Adding to their anthological saga, W. Maxwell Prince, Martin Morazzo, Chris O’Halloran, and Good Old Neon show masterful comics craft once again in the seventh volume of Ice Cream Man. Despite being waste deep into the series (this volume collecting issues 25-28), the team continues to find new, creative ways to tell a story.
Subtitled Certain Descents, the book explores the many ways that people fall. Whether that be fatal or emotional, these explorations offer more of the Ice Cream Man’s unique combination of humor, horror, and sentimentality. Thanks to the episodic nature of the comic, new readers can easily jump into the madness, but long-time fans will be rewarded through references to previous issues.
Prince continues to demonstrate his brilliant ability to take a concept and dive into it holistically. The first chapter in this volume, which is also the volume’s subtitle, follows the passengers of a crashing plane and the many people who witness its doomed descent.
Each witness is falling in some way, good or bad. One couple is taking their “last” hit of a drug before insisting they will go clean, another woman escaping Mexico begins to go into labor, and the pilots of the plane have their unique dilemmas.
This trend continues in other stories, whether it be the vocabulary test that is The Etymologist Rises or the Kafka-inspired The Morphometasis. Each takes their central idea and examines them until all stones are turned.

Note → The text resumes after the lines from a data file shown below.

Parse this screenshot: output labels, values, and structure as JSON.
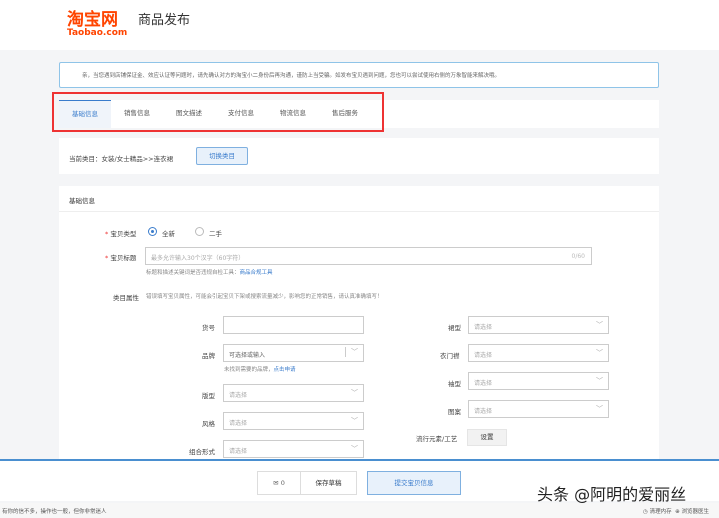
{
  "header": {
    "logo_cn": "淘宝网",
    "logo_en": "Taobao.com",
    "title": "商品发布"
  },
  "notice": "亲，当您遇到店铺保证金、效应认证等问题时，请先确认对方的淘宝小二身份后再沟通，谨防上当受骗。如发布宝贝遇到问题，您也可以尝试使用右侧的万象智能来解决哦。",
  "tabs": [
    "基础信息",
    "销售信息",
    "图文描述",
    "支付信息",
    "物流信息",
    "售后服务"
  ],
  "category": {
    "text": "当前类目：女装/女士精品>>连衣裙",
    "switch": "切换类目"
  },
  "section": "基础信息",
  "form": {
    "type_label": "宝贝类型",
    "type_new": "全新",
    "type_used": "二手",
    "title_label": "宝贝标题",
    "title_placeholder": "最多允许输入30个汉字（60字符）",
    "title_count": "0/60",
    "title_hint": "标题和描述关键词是否违规自检工具：",
    "title_hint_link": "商品合规工具",
    "attr_label": "类目属性",
    "attr_hint": "错误填写宝贝属性，可能会引起宝贝下架或搜索流量减少，影响您的正常销售，请认真准确填写！",
    "item_no": "货号",
    "brand": "品牌",
    "brand_placeholder": "可选择或输入",
    "brand_hint": "未找到需要的品牌，",
    "brand_link": "点击申请",
    "fit": "版型",
    "style": "风格",
    "combo": "组合形式",
    "select": "请选择",
    "skirt": "裙型",
    "placket": "衣门襟",
    "sleeve": "袖型",
    "pattern": "图案",
    "trend": "流行元素/工艺",
    "set": "设置"
  },
  "footer": {
    "draft_count": "0",
    "save": "保存草稿",
    "submit": "提交宝贝信息"
  },
  "watermark": "头条 @阿明的爱丽丝",
  "status": {
    "left": "有你的信不多，操作也一般，但你非常迷人",
    "clean": "清理内存",
    "doctor": "浏览器医生"
  }
}
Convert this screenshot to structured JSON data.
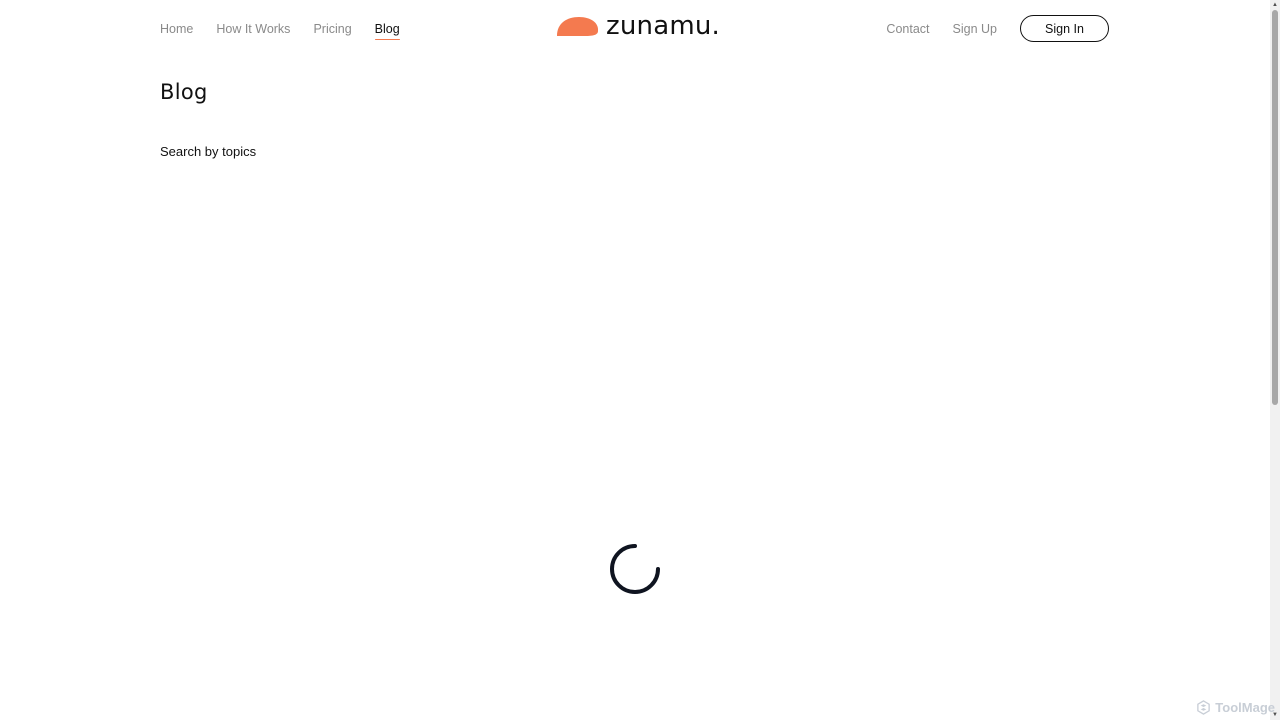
{
  "nav": {
    "left": [
      {
        "label": "Home"
      },
      {
        "label": "How It Works"
      },
      {
        "label": "Pricing"
      },
      {
        "label": "Blog",
        "active": true
      }
    ],
    "right": [
      {
        "label": "Contact"
      },
      {
        "label": "Sign Up"
      }
    ],
    "signin_label": "Sign In"
  },
  "logo": {
    "text": "zunamu.",
    "mark_color": "#f47a4f"
  },
  "page": {
    "title": "Blog",
    "search_label": "Search by topics"
  },
  "loading_icon": "spinner-icon",
  "watermark": {
    "text": "ToolMage",
    "icon": "toolmage-logo-icon"
  },
  "colors": {
    "accent": "#f47a4f",
    "text": "#111111",
    "muted": "#8a8a8a"
  }
}
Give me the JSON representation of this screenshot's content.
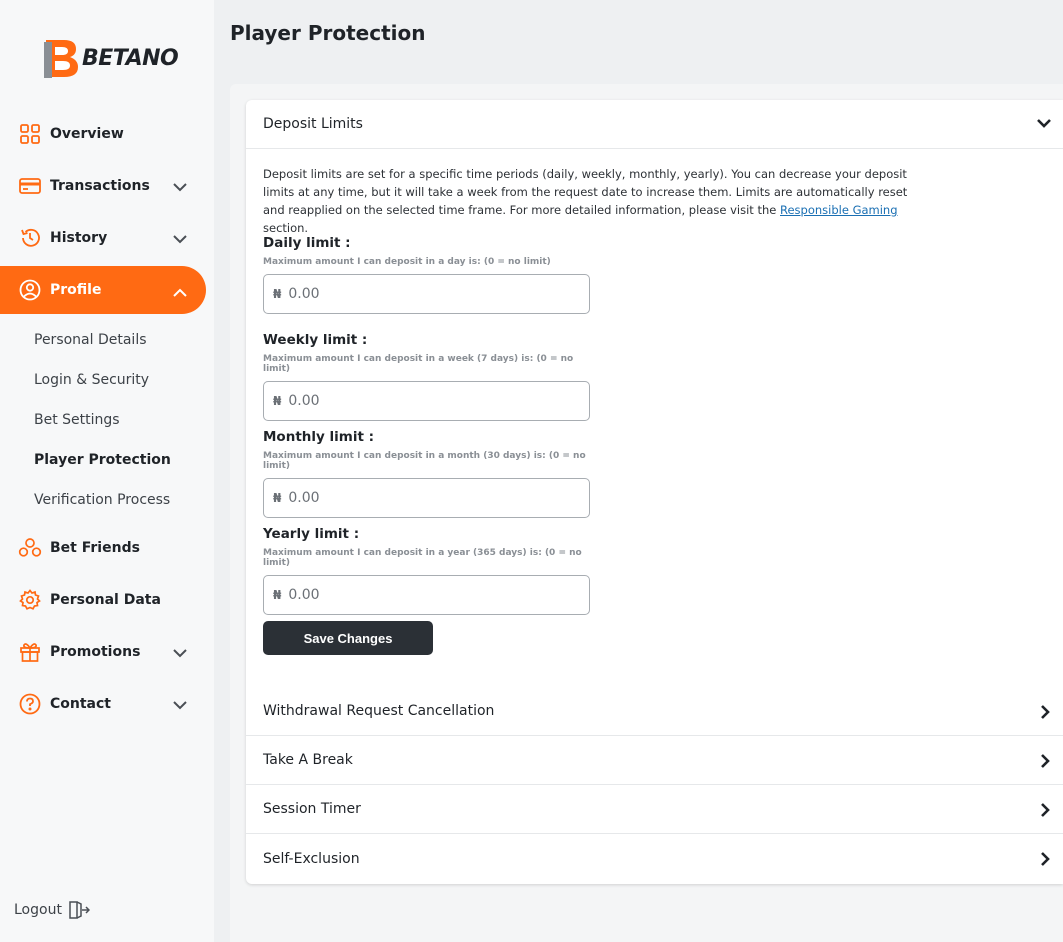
{
  "brand": {
    "name": "BETANO",
    "accent": "#ff6a13"
  },
  "sidebar": {
    "items": [
      {
        "label": "Overview",
        "icon": "grid-icon"
      },
      {
        "label": "Transactions",
        "icon": "card-icon",
        "expandable": true
      },
      {
        "label": "History",
        "icon": "history-icon",
        "expandable": true
      },
      {
        "label": "Profile",
        "icon": "user-icon",
        "expandable": true,
        "active": true
      },
      {
        "label": "Bet Friends",
        "icon": "friends-icon"
      },
      {
        "label": "Personal Data",
        "icon": "gear-icon"
      },
      {
        "label": "Promotions",
        "icon": "gift-icon",
        "expandable": true
      },
      {
        "label": "Contact",
        "icon": "question-icon",
        "expandable": true
      }
    ],
    "profile_sub": [
      "Personal Details",
      "Login & Security",
      "Bet Settings",
      "Player Protection",
      "Verification Process"
    ],
    "logout": "Logout"
  },
  "page": {
    "title": "Player Protection"
  },
  "deposit": {
    "header": "Deposit Limits",
    "intro_before": "Deposit limits are set for a specific time periods (daily, weekly, monthly, yearly). You can decrease your deposit limits at any time, but it will take a week from the request date to increase them. Limits are automatically reset and reapplied on the selected time frame. For more detailed information, please visit the ",
    "intro_link": "Responsible Gaming",
    "intro_after": " section.",
    "currency": "₦",
    "limits": [
      {
        "title": "Daily limit :",
        "hint": "Maximum amount I can deposit in a day is: (0 = no limit)",
        "value": "0.00"
      },
      {
        "title": "Weekly limit :",
        "hint": "Maximum amount I can deposit in a week (7 days) is: (0 = no limit)",
        "value": "0.00"
      },
      {
        "title": "Monthly limit :",
        "hint": "Maximum amount I can deposit in a month (30 days) is: (0 = no limit)",
        "value": "0.00"
      },
      {
        "title": "Yearly limit :",
        "hint": "Maximum amount I can deposit in a year (365 days) is: (0 = no limit)",
        "value": "0.00"
      }
    ],
    "save_label": "Save Changes"
  },
  "sections": [
    "Withdrawal Request Cancellation",
    "Take A Break",
    "Session Timer",
    "Self-Exclusion"
  ]
}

This sense of completeness would be nothing without brilliant artistic choices. The stories are textually and visually consistent, giving the theme even more meaning and context. Unfortunate Ancestry forces the reader to turn the book 90 degrees and watch a man descend his family tree to find answers to his plights, while The Etymologist Rises and Certain Descents feature creative panel layouts to depict either rising or falling on each page.
Morazzo demonstrates his prowess most in The Morphometasis, where he has to construct the many stages of a cockroach turning into a man. He masterfully poses the man, named Grg or Greg, after his transformation to demonstrate how he still makes bug-like gestures in a human body, adding tiny details to an already dense story.
O’Halloran excellently colors the book and directs the eye through the unique panel configurations, but most shines in The Etymologist Rises through his gorgeous rainbow flowers, which immediately feel mystical. Lastly, Good Old Neon assists in the falling feeling of each story through their skillfully placed balloons and ensuring the reader knows which order to read Maxwell’s narration and dialogue right away.
Despite experimentation being the norm for Ice Cream Man, this seventh volume still feels fresh and shows the endless possibilities of a comic. For anyone looking to jump into the series, this would be a great start.